This repo contains the data and the source code of the tool (i.e., TempoLo) used in our paper On the Temporal Relations between Logging and Code.
The data
folder contains the data files used in our paper and the jupyter contains the jupyter notebooks for reproducing the results. Two files tempolo_semantic.py
and inconsistency_detection.py
are the two source files that implemented the rules and findings from our paper. The file config.json
is used for keeping the info of the database connections.
- Python version == 3.6
- Postgresql
- srcML
- Refer to
spec-file.txt
for the dependent library
The data can be found in the data
directory, which contains six files:
all_local_string.pkl
: the file cotnains all the extracted local strings from Tomcat project, which is used dring the extraction of the logging text.sampled_logs.csv
: the file contains the sampled log statements extract from four projects.ground_truth.csv
: the file contains the manually identified temporal inconsistencies from the sampled data, which is used as our first evaluation datadetected-log-code-inconsistency.csv
: the file contains the detected temporal inconsistencies from the remaining data, which is used as our second evaluation datacommit-history.csv
: the file contains the temporal inconsistencies mined from commit history, which is used as our third evaluation data.tempolo.sql.zip
: the file is split into two parts and contains all the extracted logging statements as well as the methods from the four projects (please refer to the paper on how to extract logging statements from the project.)
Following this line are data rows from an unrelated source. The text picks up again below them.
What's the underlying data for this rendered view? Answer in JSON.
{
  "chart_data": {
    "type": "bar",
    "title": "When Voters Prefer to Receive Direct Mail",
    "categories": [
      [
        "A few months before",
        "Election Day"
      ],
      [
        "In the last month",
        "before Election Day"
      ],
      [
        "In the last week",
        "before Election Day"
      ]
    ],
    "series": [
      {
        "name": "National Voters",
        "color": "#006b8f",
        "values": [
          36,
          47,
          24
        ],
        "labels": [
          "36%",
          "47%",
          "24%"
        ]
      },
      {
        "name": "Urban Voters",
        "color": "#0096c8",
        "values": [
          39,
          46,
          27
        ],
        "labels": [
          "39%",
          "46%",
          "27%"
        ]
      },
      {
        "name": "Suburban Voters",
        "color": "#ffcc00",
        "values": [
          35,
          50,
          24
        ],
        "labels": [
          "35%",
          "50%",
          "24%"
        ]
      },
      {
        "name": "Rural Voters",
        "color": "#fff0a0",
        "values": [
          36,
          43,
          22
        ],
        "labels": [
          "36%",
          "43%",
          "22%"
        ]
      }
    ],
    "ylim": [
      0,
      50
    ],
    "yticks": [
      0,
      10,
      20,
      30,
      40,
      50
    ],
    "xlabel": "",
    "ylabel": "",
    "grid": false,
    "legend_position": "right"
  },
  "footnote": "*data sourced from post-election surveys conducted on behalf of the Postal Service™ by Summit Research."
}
- Create an empty database named logs using PostgreSQL.
- Unzip the file tempolo.sql.zip.001 (we split the original zip file, tempolo.sql.zip into two parts, and they should be put together and then unzip the first part tempolo.sql.zip.001), and then restore it to the DB: logs using command pg_restore.
- Modify the configuration file: config.json with your own database information.
- Change the directory to the jupyter, and run the following command:
jupyter notebook
- The notebook file Replication-Package.ipynb contains all the source code for reproducing the results reported in our paper.
Besides the rule-based approach, we also implemented another machine-learning (ML) based approach to locate the target source code, aiming to reduce the efforts of refining the rules.
We first extract three types of features: (1) considering the logging statement and source code as plain text and utilizing the features that are widely used in NLP, such as string similarity, entropy, and tf-idf; (2) distances (e.g., line distance, AST node distance, and block distance) between the logging statement and each line of source code; (3) using the newly released CodeBERT model [29] to generate distributed representations of the logging statement and the source code. Then, we adopt the LambdaRank model [30] to perform the pairwise ranking.
We evaluate the accuracy of the ML based approach by manually labeling around 600 logging statements and their corresponding source code. We split 80% of the dataset as training and the remaining 20% for testing. As a result, the ML based approach only returns a top-1 accuracy of 50%. Besides, there may exist deep learning models that are useful for aligning code and natural language in other tasks [31], but they often require a larger labeled dataset. Considering the low accuracy and the costly labeling efforts, we opt to not use the ML (or DL) based approach.
Some downstream tasks may potentially benefit from utilizing our observations of the logging-code temporal relations and our tool. For example, in the task of automatic logging text generation, we find that although LoGenText proposed by Ding et al. [10] produces SOTA results, there still exist cases that can be improved by fixing the temporal inconsistencies (Result Link). For example, as shown below, developers insert two logging statements (line 2 and line 5) to describe different status of the “close()” statement (line 4). In this task, the first logging statement (line 2) is masked, and based on the given source code, LoGenText generates the perfective word “closed” (instead of the word “closing” used by developer), which violates the intention of the developer. Future work may consider using our tool to detect such inconsistencies and improve the results.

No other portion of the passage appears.